L’Alliance des États du Sahel pose les jalons de son Parlement confédéral à Ouagadougou
Une nouvelle étape institutionnelle pour l’AES
À Ouagadougou, les présidents des parlements du Burkina Faso, du Mali et du Niger ont franchi un cap décisif dans l’architecture politique de la Confédération des États du Sahel (AES). Reçus par le capitaine Ibrahim Traoré, président en exercice de l’organisation, les responsables parlementaires ont reçu les orientations stratégiques nécessaires avant l’installation officielle de la future assemblée confédérale.

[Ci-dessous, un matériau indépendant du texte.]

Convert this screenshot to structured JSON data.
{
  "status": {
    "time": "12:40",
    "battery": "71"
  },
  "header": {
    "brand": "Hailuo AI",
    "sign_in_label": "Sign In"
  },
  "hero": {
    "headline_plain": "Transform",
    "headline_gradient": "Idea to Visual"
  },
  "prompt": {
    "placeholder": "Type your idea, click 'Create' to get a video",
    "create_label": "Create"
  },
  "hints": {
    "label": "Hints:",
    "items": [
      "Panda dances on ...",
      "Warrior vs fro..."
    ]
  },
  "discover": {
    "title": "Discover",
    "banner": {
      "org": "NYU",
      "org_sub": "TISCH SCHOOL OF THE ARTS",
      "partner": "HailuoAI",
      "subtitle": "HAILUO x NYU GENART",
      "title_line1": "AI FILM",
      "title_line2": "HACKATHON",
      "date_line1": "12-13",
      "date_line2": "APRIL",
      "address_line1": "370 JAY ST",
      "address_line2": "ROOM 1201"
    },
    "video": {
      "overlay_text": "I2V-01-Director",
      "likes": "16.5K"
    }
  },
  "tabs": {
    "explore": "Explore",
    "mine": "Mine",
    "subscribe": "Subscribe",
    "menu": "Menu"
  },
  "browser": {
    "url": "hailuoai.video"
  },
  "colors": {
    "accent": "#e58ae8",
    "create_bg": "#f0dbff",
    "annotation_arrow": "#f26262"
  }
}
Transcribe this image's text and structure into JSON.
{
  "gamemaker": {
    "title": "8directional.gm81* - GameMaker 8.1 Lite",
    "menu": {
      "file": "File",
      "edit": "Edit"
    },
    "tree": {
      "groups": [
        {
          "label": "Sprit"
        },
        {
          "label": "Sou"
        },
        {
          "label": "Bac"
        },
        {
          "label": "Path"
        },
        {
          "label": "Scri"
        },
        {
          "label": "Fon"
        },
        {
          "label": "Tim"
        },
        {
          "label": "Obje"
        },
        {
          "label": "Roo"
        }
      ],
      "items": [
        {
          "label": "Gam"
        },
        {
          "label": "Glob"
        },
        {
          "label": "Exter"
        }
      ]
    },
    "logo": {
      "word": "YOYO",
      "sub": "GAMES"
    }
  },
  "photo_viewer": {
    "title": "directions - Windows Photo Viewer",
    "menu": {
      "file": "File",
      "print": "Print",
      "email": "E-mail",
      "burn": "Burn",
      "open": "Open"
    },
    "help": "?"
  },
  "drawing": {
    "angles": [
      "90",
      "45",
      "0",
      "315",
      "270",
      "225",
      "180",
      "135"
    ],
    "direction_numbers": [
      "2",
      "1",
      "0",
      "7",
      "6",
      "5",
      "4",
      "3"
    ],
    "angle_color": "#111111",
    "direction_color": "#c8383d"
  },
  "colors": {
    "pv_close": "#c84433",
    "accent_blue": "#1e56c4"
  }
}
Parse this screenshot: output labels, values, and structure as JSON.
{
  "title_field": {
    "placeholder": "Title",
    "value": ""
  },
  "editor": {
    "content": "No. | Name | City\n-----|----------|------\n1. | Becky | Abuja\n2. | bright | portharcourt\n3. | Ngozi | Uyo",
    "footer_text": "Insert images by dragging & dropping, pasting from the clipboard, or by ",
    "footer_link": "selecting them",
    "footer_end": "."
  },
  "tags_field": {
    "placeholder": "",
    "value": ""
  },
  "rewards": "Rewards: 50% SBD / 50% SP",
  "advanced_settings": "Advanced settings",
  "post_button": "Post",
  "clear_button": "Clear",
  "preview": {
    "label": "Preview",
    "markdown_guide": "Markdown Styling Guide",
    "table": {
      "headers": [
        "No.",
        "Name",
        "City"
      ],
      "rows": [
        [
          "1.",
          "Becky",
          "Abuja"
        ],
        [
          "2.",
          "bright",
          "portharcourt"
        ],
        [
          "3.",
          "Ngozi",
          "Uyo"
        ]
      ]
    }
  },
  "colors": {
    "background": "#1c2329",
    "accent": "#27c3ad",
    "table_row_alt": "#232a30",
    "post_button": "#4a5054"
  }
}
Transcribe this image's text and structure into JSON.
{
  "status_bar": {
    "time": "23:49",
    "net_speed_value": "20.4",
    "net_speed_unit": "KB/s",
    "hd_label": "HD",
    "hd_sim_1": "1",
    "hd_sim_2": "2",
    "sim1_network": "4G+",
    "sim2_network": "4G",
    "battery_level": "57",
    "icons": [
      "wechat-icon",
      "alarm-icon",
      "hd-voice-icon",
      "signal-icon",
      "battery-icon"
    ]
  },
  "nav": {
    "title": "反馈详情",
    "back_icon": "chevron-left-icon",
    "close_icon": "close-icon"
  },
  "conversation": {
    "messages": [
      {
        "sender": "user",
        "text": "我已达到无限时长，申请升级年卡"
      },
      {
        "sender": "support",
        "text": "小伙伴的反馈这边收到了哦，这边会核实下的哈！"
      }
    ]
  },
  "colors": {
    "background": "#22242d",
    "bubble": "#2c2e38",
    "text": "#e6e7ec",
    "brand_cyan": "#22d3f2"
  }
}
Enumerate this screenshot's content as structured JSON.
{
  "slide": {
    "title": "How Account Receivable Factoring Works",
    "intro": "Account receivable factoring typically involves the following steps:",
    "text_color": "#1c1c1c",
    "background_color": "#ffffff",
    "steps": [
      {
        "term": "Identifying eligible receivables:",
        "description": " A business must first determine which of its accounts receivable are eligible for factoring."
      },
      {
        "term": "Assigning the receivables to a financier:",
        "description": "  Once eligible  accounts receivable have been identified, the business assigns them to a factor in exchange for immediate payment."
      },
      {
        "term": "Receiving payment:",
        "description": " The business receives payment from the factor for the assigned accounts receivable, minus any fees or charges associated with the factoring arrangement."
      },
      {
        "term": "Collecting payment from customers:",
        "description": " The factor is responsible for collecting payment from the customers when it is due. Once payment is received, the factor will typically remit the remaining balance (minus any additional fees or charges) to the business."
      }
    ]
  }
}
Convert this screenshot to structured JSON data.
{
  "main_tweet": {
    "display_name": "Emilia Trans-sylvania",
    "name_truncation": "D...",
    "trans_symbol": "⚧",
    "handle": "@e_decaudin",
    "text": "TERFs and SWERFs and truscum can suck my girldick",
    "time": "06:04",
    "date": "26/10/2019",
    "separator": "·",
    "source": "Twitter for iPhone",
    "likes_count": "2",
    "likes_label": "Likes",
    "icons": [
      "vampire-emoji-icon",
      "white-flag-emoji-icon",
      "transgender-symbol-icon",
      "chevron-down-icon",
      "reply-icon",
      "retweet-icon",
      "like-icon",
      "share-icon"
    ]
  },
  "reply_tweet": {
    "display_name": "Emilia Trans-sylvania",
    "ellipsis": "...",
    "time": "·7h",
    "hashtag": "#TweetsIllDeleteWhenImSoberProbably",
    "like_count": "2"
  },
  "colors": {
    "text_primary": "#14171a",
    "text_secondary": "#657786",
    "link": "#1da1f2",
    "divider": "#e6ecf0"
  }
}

Cette rencontre de haut niveau annonce la désignation imminente des députés qui siégeront au sein de cette nouvelle instance législative. Le Parlement confédéral aura pour mission principale de porter la voix des populations des trois pays, tout en encadrant les actions des institutions de l’AES. Ce projet s’inscrit dans une volonté manifeste de consolider une gouvernance autonome après la rupture actée avec la CEDEAO.
Le défi de la sécurité face aux ambitions politiques
Toutefois, ce renforcement institutionnel intervient dans un climat marqué par une instabilité sécuritaire préoccupante. Ces dernières semaines, le Sahel a été le théâtre d’attaques violentes d’une ampleur parfois inédite, touchant durement les populations civiles et les forces de défense. Cette accélération de l’agenda politique, alors que les réponses militaires à la crise actuelle ne font pas l’objet de sommets de même envergure, suscite des interrogations légitimes.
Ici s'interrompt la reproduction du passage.